Старший, Андрей, белобрысый, голубоглазый, курносый, был высок, тонок в талии, а движения у него были резкие, размашистые. Он сидел на тонконогой караковой кобыле небрежно, перекинув на одну сторону ноги, и, разговаривая, лихо сплевывал сквозь зубы или поминутно оглаживал жидкую гриву кобылицы.

Средний брат, Роман, — ему исполнилось шестнадцать лет — был едва ли не выше Андрея. Похожий на грузина, смуглый, горбоносый, Роман явно недолюбливал лошадей. Это было видно по его посадке, прямой и излишне осторожной; он не выпускал из рук поводьев и ни на минуту не разжимал коленей. Говорил Роман быстро, захлебываясь, будто боялся, что его не дослушают или он не успеет сказать всего, что хочет. Несмотря на горячность, Роман был добрее братьев и готов за них обоих на стенку полезть.

Тринадцатилетнего Федю за его маленький рост в ставровской семье до сих пор называли Жуком и Катышком. Кареглазый, плотный, очень спокойный и рассудительный, он ни с кем не ссорился, не ругался, послушно выполнял все, что от него требовали. Самым смешным было то, что Катышок всем коням предпочел здоровенную, как слон, серую кобылу. Собираясь сесть на нее верхом, Федор свистел, Серая покорно опускала большую голову, он ложился ей на голову животом, и кобыла одним рывком забрасывала его себе на спину…

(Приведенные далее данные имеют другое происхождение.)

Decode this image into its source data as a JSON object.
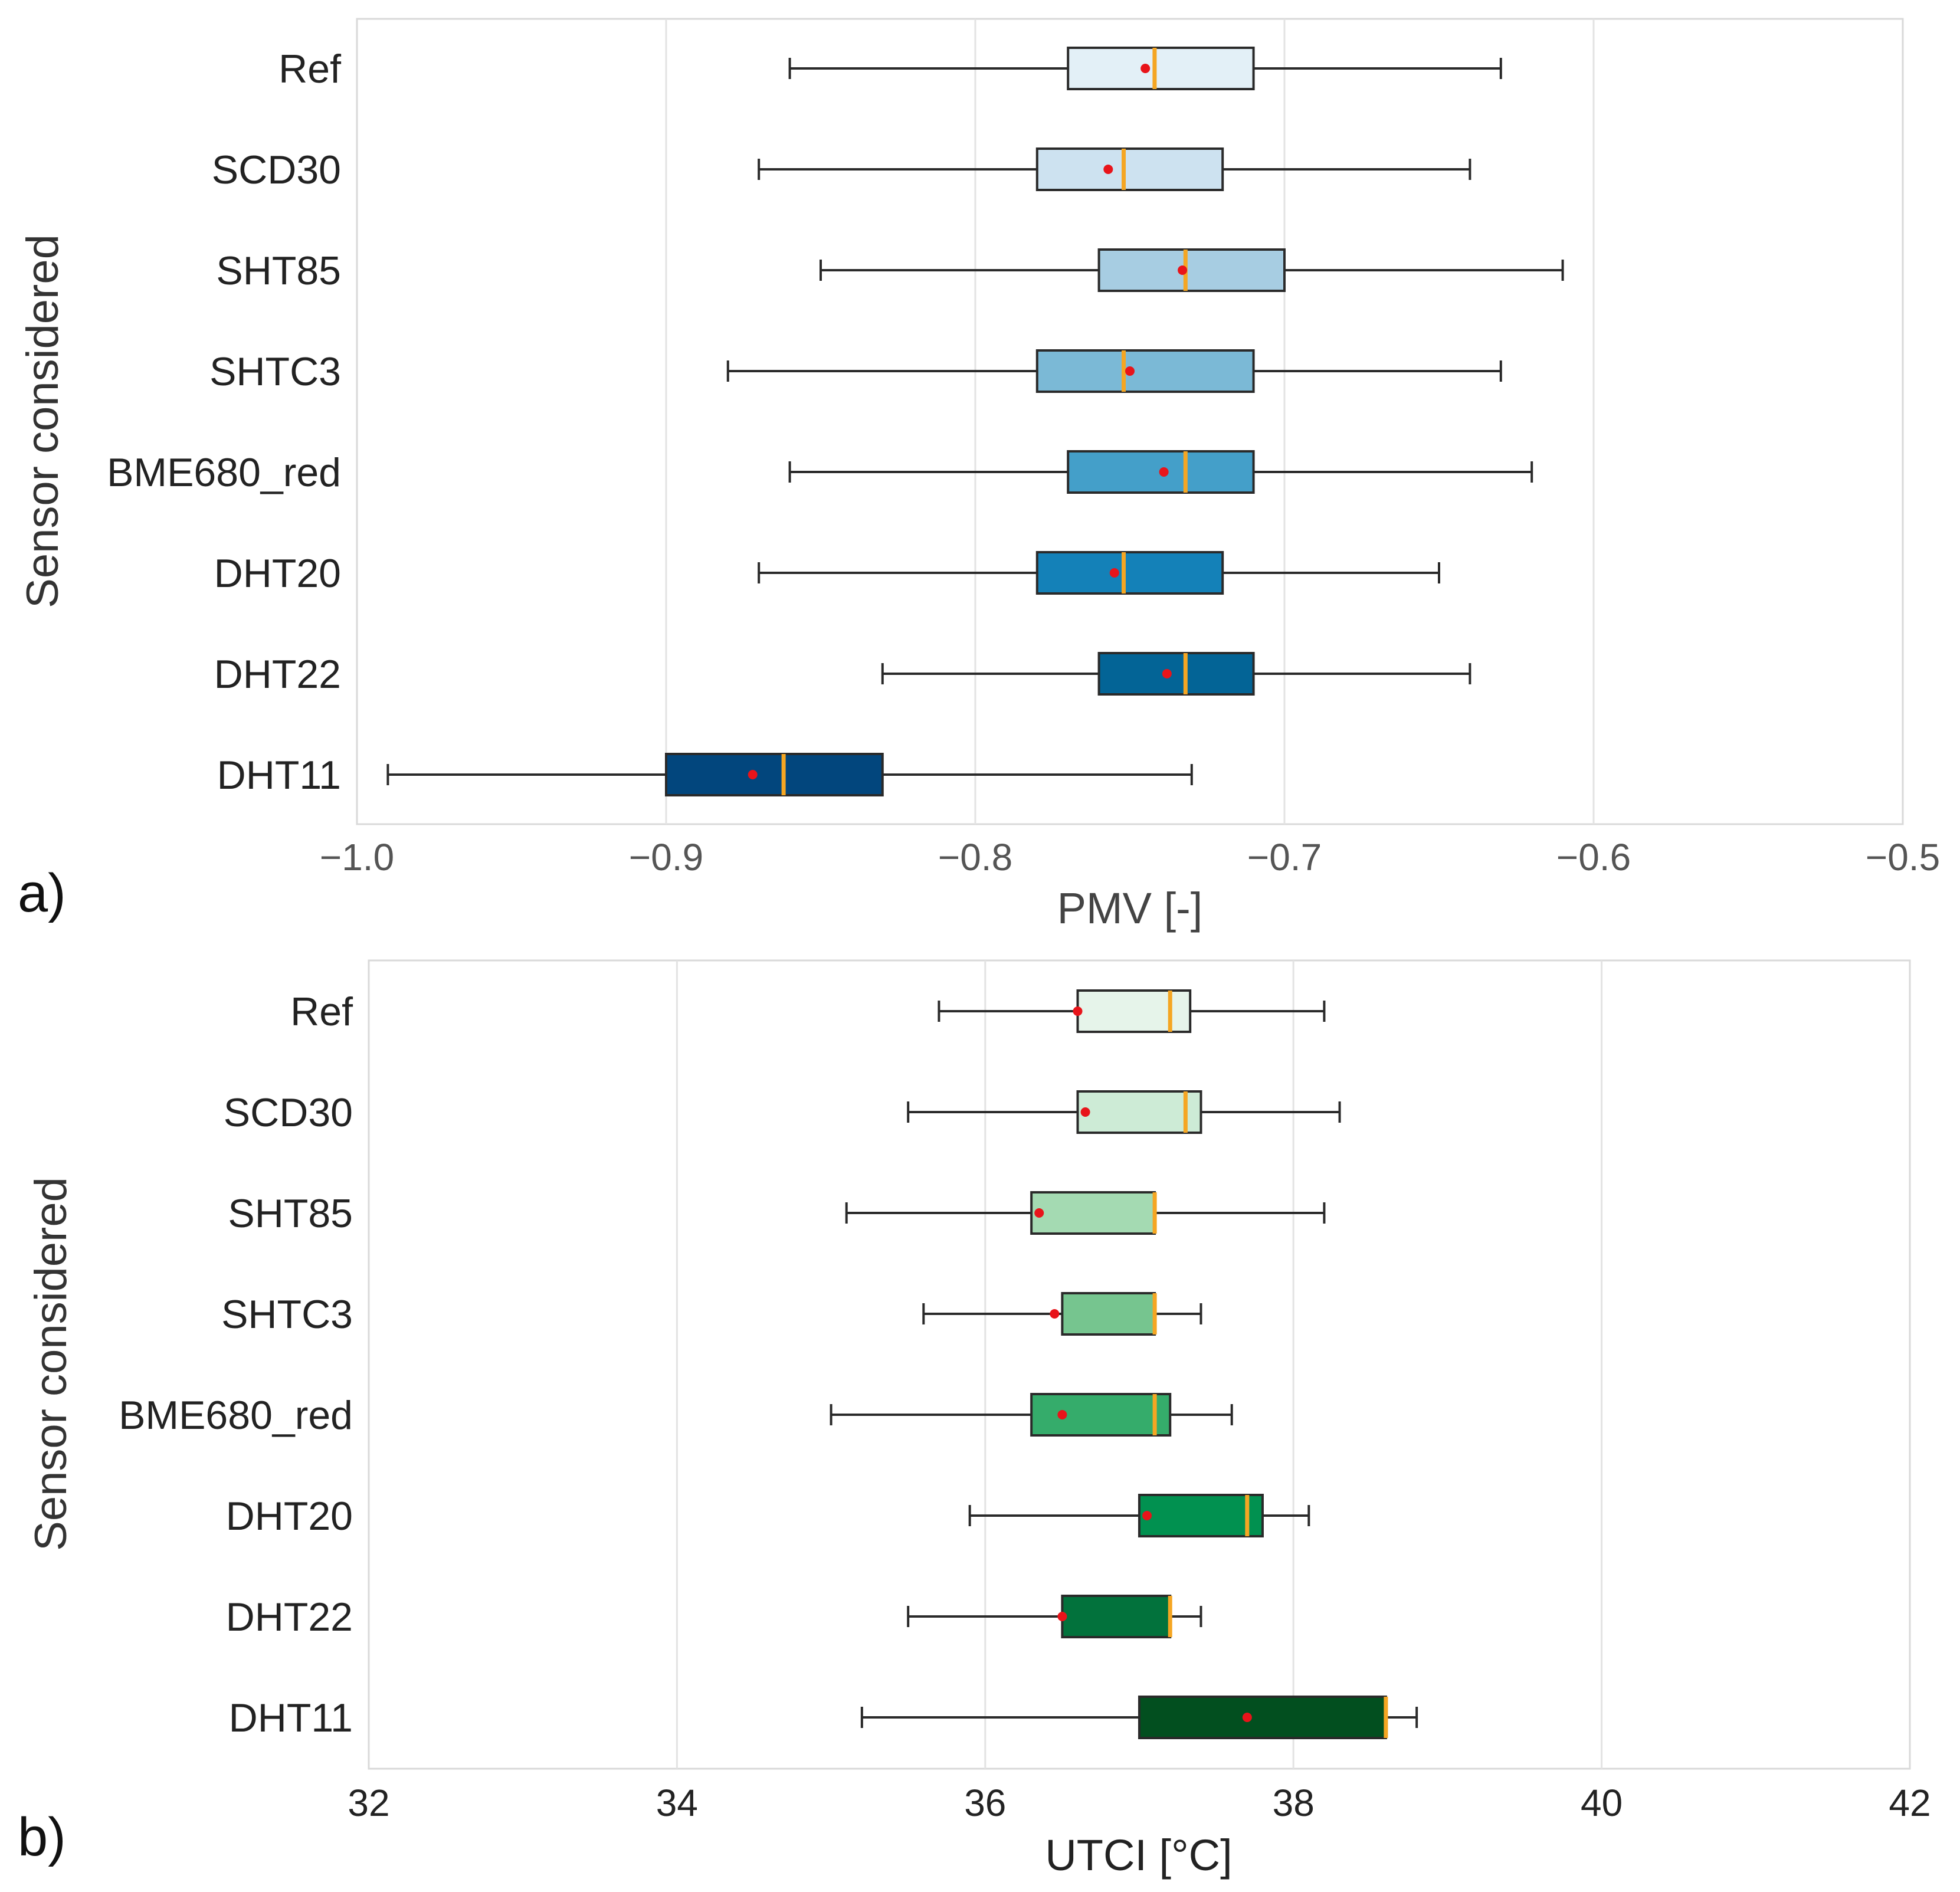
{
  "chart_data": [
    {
      "type": "box",
      "panel_label": "a)",
      "orientation": "horizontal",
      "xlabel": "PMV [-]",
      "ylabel": "Sensor considered",
      "xlim": [
        -1.0,
        -0.5
      ],
      "xticks": [
        -1.0,
        -0.9,
        -0.8,
        -0.7,
        -0.6,
        -0.5
      ],
      "xtick_labels": [
        "−1.0",
        "−0.9",
        "−0.8",
        "−0.7",
        "−0.6",
        "−0.5"
      ],
      "grid": "vertical",
      "median_color": "#f5a623",
      "mean_color": "#e8141a",
      "categories": [
        "Ref",
        "SCD30",
        "SHT85",
        "SHTC3",
        "BME680_red",
        "DHT20",
        "DHT22",
        "DHT11"
      ],
      "series": [
        {
          "name": "Ref",
          "whisker_low": -0.86,
          "q1": -0.77,
          "median": -0.742,
          "q3": -0.71,
          "whisker_high": -0.63,
          "mean": -0.745,
          "color": "#e3f0f7"
        },
        {
          "name": "SCD30",
          "whisker_low": -0.87,
          "q1": -0.78,
          "median": -0.752,
          "q3": -0.72,
          "whisker_high": -0.64,
          "mean": -0.757,
          "color": "#cde2f0"
        },
        {
          "name": "SHT85",
          "whisker_low": -0.85,
          "q1": -0.76,
          "median": -0.732,
          "q3": -0.7,
          "whisker_high": -0.61,
          "mean": -0.733,
          "color": "#a7cde2"
        },
        {
          "name": "SHTC3",
          "whisker_low": -0.88,
          "q1": -0.78,
          "median": -0.752,
          "q3": -0.71,
          "whisker_high": -0.63,
          "mean": -0.75,
          "color": "#7bb9d6"
        },
        {
          "name": "BME680_red",
          "whisker_low": -0.86,
          "q1": -0.77,
          "median": -0.732,
          "q3": -0.71,
          "whisker_high": -0.62,
          "mean": -0.739,
          "color": "#449fc9"
        },
        {
          "name": "DHT20",
          "whisker_low": -0.87,
          "q1": -0.78,
          "median": -0.752,
          "q3": -0.72,
          "whisker_high": -0.65,
          "mean": -0.755,
          "color": "#1481b8"
        },
        {
          "name": "DHT22",
          "whisker_low": -0.83,
          "q1": -0.76,
          "median": -0.732,
          "q3": -0.71,
          "whisker_high": -0.64,
          "mean": -0.738,
          "color": "#036496"
        },
        {
          "name": "DHT11",
          "whisker_low": -0.99,
          "q1": -0.9,
          "median": -0.862,
          "q3": -0.83,
          "whisker_high": -0.73,
          "mean": -0.872,
          "color": "#02467d"
        }
      ]
    },
    {
      "type": "box",
      "panel_label": "b)",
      "orientation": "horizontal",
      "xlabel": "UTCI [°C]",
      "ylabel": "Sensor considered",
      "xlim": [
        32,
        42
      ],
      "xticks": [
        32,
        34,
        36,
        38,
        40,
        42
      ],
      "xtick_labels": [
        "32",
        "34",
        "36",
        "38",
        "40",
        "42"
      ],
      "grid": "vertical",
      "median_color": "#f5a623",
      "mean_color": "#e8141a",
      "categories": [
        "Ref",
        "SCD30",
        "SHT85",
        "SHTC3",
        "BME680_red",
        "DHT20",
        "DHT22",
        "DHT11"
      ],
      "series": [
        {
          "name": "Ref",
          "whisker_low": 35.7,
          "q1": 36.6,
          "median": 37.2,
          "q3": 37.33,
          "whisker_high": 38.2,
          "mean": 36.6,
          "color": "#e6f4ea"
        },
        {
          "name": "SCD30",
          "whisker_low": 35.5,
          "q1": 36.6,
          "median": 37.3,
          "q3": 37.4,
          "whisker_high": 38.3,
          "mean": 36.65,
          "color": "#cdebd6"
        },
        {
          "name": "SHT85",
          "whisker_low": 35.1,
          "q1": 36.3,
          "median": 37.1,
          "q3": 37.1,
          "whisker_high": 38.2,
          "mean": 36.35,
          "color": "#a4dab2"
        },
        {
          "name": "SHTC3",
          "whisker_low": 35.6,
          "q1": 36.5,
          "median": 37.1,
          "q3": 37.1,
          "whisker_high": 37.4,
          "mean": 36.45,
          "color": "#76c58f"
        },
        {
          "name": "BME680_red",
          "whisker_low": 35.0,
          "q1": 36.3,
          "median": 37.1,
          "q3": 37.2,
          "whisker_high": 37.6,
          "mean": 36.5,
          "color": "#35ac6b"
        },
        {
          "name": "DHT20",
          "whisker_low": 35.9,
          "q1": 37.0,
          "median": 37.7,
          "q3": 37.8,
          "whisker_high": 38.1,
          "mean": 37.05,
          "color": "#019150"
        },
        {
          "name": "DHT22",
          "whisker_low": 35.5,
          "q1": 36.5,
          "median": 37.2,
          "q3": 37.2,
          "whisker_high": 37.4,
          "mean": 36.5,
          "color": "#02723c"
        },
        {
          "name": "DHT11",
          "whisker_low": 35.2,
          "q1": 37.0,
          "median": 38.6,
          "q3": 38.6,
          "whisker_high": 38.8,
          "mean": 37.7,
          "color": "#024f1f"
        }
      ]
    }
  ]
}
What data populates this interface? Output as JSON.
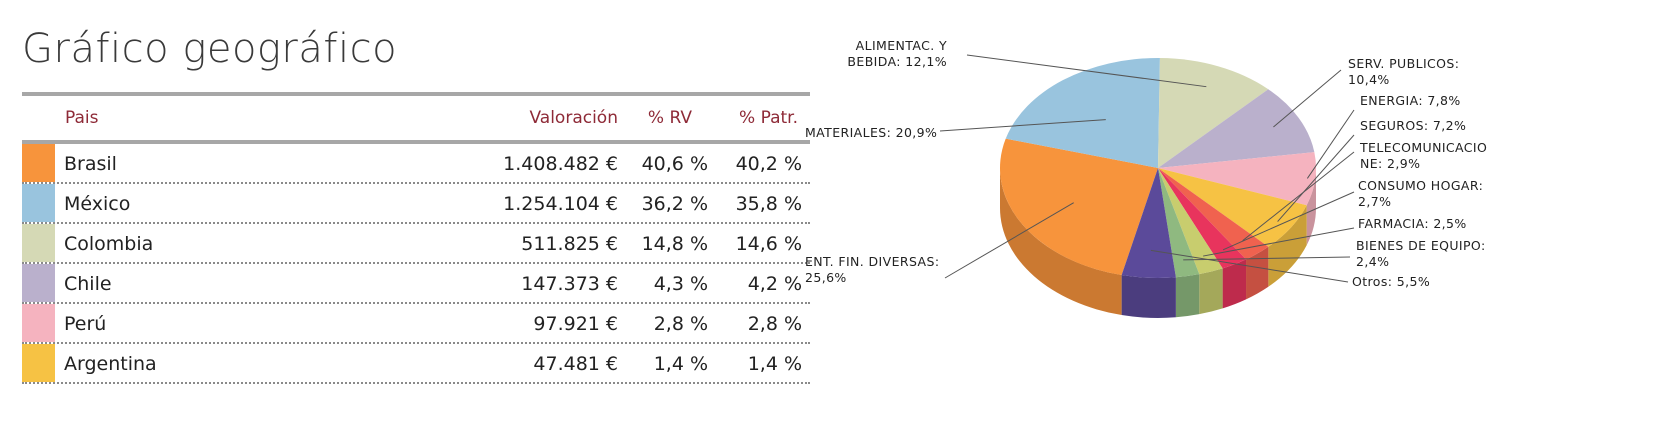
{
  "title": "Gráfico geográfico",
  "table": {
    "headers": {
      "pais": "Pais",
      "valoracion": "Valoración",
      "rv": "% RV",
      "patr": "% Patr."
    },
    "rows": [
      {
        "country": "Brasil",
        "value": "1.408.482 €",
        "rv": "40,6 %",
        "patr": "40,2 %",
        "color": "#f7943c"
      },
      {
        "country": "México",
        "value": "1.254.104 €",
        "rv": "36,2 %",
        "patr": "35,8 %",
        "color": "#99c4de"
      },
      {
        "country": "Colombia",
        "value": "511.825 €",
        "rv": "14,8 %",
        "patr": "14,6 %",
        "color": "#d5d9b5"
      },
      {
        "country": "Chile",
        "value": "147.373 €",
        "rv": "4,3 %",
        "patr": "4,2 %",
        "color": "#bab0cc"
      },
      {
        "country": "Perú",
        "value": "97.921 €",
        "rv": "2,8 %",
        "patr": "2,8 %",
        "color": "#f5b3bf"
      },
      {
        "country": "Argentina",
        "value": "47.481 €",
        "rv": "1,4 %",
        "patr": "1,4 %",
        "color": "#f6c244"
      }
    ]
  },
  "chart_data": {
    "type": "pie",
    "slices": [
      {
        "label": [
          "ENT. FIN. DIVERSAS:",
          "25,6%"
        ],
        "value": 25.6,
        "color": "#f7943c"
      },
      {
        "label": [
          "MATERIALES: 20,9%"
        ],
        "value": 20.9,
        "color": "#99c4de"
      },
      {
        "label": [
          "ALIMENTAC. Y",
          "BEBIDA: 12,1%"
        ],
        "value": 12.1,
        "color": "#d5d9b5"
      },
      {
        "label": [
          "SERV. PUBLICOS:",
          "10,4%"
        ],
        "value": 10.4,
        "color": "#bab0cc"
      },
      {
        "label": [
          "ENERGIA: 7,8%"
        ],
        "value": 7.8,
        "color": "#f5b3bf"
      },
      {
        "label": [
          "SEGUROS: 7,2%"
        ],
        "value": 7.2,
        "color": "#f6c244"
      },
      {
        "label": [
          "TELECOMUNICACIO",
          "NE: 2,9%"
        ],
        "value": 2.9,
        "color": "#f0624f"
      },
      {
        "label": [
          "CONSUMO HOGAR:",
          "2,7%"
        ],
        "value": 2.7,
        "color": "#e8345d"
      },
      {
        "label": [
          "FARMACIA: 2,5%"
        ],
        "value": 2.5,
        "color": "#c8cd6e"
      },
      {
        "label": [
          "BIENES DE EQUIPO:",
          "2,4%"
        ],
        "value": 2.4,
        "color": "#8fb980"
      },
      {
        "label": [
          "Otros: 5,5%"
        ],
        "value": 5.5,
        "color": "#5b4a9a"
      }
    ]
  }
}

— Ну и лихой же ты ездок! — засмеялся Андрей, шлепнув Федора ладонью по спине и любуясь им. — Сам с наперсток, а Серая твоя выше горы.

— Зато она за троих потянет, — спокойно ответил Федор. — И в поле с ней никаких хлопот, борозду ведет ровной струной.

— Тимоха Шелюгин осенью пристал к отцу, чтобы продал ему Серую, так Федька ревмя ревел, ни в какую, говорит, не отдам, — сказал Роман.